UTF-8 and Normalizing Latin Names from Amazon
I managed to avoid understanding anything related to UTF-8 until yesterday. I had a few hacks that allowed me to normalize song titles coming from Amazon so I can match them to the titles in other online libraries. For example:
“Danza de los Ñáñigos” would be normalized to “Danza de los Nanigos”.
My old hacks did not cover many of the Latin American characters with diacritics and limited my ability to collect Spanish speaking artists (Ferret crashes when faced with the UTF8 Multibyte characters). Unfortunately I couldn’t find a library that allowed me to do what I wanted (though this perl reference was a good explanation).
I ended up with an improved hack where I manually built a translation table for the extended latin characters, use STRING::unpack(’U*’) to translate U+00CO thru U+017E to the corresponding ASCII equivalent characters. Amazon Webservices do insert some multi-byte control characters in some track titles which I now just discard.

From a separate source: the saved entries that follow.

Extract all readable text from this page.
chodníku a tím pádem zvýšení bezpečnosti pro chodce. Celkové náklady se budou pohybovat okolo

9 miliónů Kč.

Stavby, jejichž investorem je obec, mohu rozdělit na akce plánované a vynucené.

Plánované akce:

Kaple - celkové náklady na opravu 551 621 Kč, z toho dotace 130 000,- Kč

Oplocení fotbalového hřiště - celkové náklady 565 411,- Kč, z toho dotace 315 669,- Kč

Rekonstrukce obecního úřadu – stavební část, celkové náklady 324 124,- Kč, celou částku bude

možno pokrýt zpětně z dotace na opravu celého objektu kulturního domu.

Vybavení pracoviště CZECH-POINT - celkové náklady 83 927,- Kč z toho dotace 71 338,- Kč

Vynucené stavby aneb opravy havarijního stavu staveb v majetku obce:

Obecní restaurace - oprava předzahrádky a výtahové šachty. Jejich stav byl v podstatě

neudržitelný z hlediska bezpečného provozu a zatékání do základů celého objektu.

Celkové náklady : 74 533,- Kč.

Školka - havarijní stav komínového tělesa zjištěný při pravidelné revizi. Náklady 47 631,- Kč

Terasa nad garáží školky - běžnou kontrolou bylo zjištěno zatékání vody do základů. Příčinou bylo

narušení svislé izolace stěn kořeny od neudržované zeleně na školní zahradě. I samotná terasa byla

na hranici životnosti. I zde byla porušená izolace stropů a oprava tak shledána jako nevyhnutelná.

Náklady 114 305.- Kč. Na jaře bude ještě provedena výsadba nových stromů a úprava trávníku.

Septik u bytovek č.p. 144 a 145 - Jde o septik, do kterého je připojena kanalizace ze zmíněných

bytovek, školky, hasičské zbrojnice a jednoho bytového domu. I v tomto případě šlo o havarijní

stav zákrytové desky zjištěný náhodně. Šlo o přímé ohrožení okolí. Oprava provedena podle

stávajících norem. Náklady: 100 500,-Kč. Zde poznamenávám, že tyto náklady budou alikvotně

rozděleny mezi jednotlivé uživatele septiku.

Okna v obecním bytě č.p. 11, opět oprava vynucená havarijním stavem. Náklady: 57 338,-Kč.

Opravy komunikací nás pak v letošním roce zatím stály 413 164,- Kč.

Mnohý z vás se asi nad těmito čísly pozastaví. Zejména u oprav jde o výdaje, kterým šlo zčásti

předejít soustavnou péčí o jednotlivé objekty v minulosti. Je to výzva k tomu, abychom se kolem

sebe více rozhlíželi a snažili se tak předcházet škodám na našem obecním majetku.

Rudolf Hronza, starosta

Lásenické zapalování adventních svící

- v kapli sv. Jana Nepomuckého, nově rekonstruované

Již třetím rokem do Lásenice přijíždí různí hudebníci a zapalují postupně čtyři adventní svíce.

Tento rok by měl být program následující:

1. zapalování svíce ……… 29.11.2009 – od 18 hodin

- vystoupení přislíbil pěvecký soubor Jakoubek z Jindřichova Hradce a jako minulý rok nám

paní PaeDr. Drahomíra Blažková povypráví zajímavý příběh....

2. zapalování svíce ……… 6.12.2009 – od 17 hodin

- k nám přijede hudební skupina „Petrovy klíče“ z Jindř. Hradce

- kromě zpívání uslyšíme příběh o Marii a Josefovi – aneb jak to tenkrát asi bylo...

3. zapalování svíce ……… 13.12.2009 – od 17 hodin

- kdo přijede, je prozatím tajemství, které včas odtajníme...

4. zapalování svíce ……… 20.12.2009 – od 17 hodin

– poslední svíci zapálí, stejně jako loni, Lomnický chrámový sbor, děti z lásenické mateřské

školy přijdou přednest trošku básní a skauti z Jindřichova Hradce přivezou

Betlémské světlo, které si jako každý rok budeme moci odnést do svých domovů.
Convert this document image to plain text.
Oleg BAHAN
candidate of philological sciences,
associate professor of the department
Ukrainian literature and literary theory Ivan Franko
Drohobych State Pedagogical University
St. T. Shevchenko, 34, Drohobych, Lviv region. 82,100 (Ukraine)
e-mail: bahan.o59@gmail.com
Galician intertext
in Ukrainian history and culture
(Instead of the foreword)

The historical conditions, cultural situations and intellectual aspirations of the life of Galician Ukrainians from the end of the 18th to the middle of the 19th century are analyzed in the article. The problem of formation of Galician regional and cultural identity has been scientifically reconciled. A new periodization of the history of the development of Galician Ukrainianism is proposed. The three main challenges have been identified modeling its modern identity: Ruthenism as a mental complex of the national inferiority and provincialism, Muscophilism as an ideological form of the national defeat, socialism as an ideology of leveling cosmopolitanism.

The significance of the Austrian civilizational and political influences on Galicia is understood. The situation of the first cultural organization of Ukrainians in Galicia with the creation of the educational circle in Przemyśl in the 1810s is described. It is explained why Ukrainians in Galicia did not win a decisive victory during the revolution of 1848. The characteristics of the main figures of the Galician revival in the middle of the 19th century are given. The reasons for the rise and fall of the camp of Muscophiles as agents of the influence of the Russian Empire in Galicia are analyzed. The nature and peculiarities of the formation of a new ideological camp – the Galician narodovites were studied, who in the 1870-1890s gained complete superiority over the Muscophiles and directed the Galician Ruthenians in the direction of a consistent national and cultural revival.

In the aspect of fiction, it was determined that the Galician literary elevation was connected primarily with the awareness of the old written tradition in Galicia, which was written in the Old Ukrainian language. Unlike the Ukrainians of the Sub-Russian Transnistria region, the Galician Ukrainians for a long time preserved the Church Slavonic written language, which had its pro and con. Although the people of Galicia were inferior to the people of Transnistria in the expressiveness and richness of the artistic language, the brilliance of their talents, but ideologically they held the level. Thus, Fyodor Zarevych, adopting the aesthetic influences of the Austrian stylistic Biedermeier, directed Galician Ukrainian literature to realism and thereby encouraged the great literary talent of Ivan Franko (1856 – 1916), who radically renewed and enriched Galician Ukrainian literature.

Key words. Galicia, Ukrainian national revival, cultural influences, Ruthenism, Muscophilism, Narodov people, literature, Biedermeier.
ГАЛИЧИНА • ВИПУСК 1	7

It seems that Rails 1.2 may have some UTF-8 libraries included - looking forward to that. Here are some other links that I found useful if you are trying to get a handle on UTF-8.
- Wikipedia Article that demystified the representation and what each bit is. The variety of representations in different articles (Octal, Hex or decimal) is very confusing.
- Great dynamic Unicode/UTF Table
- This article that has code and a discussion helped understand some of Ruby’s problems with Unicode/multi-byte representations.
- Unicode Hacks - Rails support for Unicode - seems this is what will be included in 1.2. Read the documentation.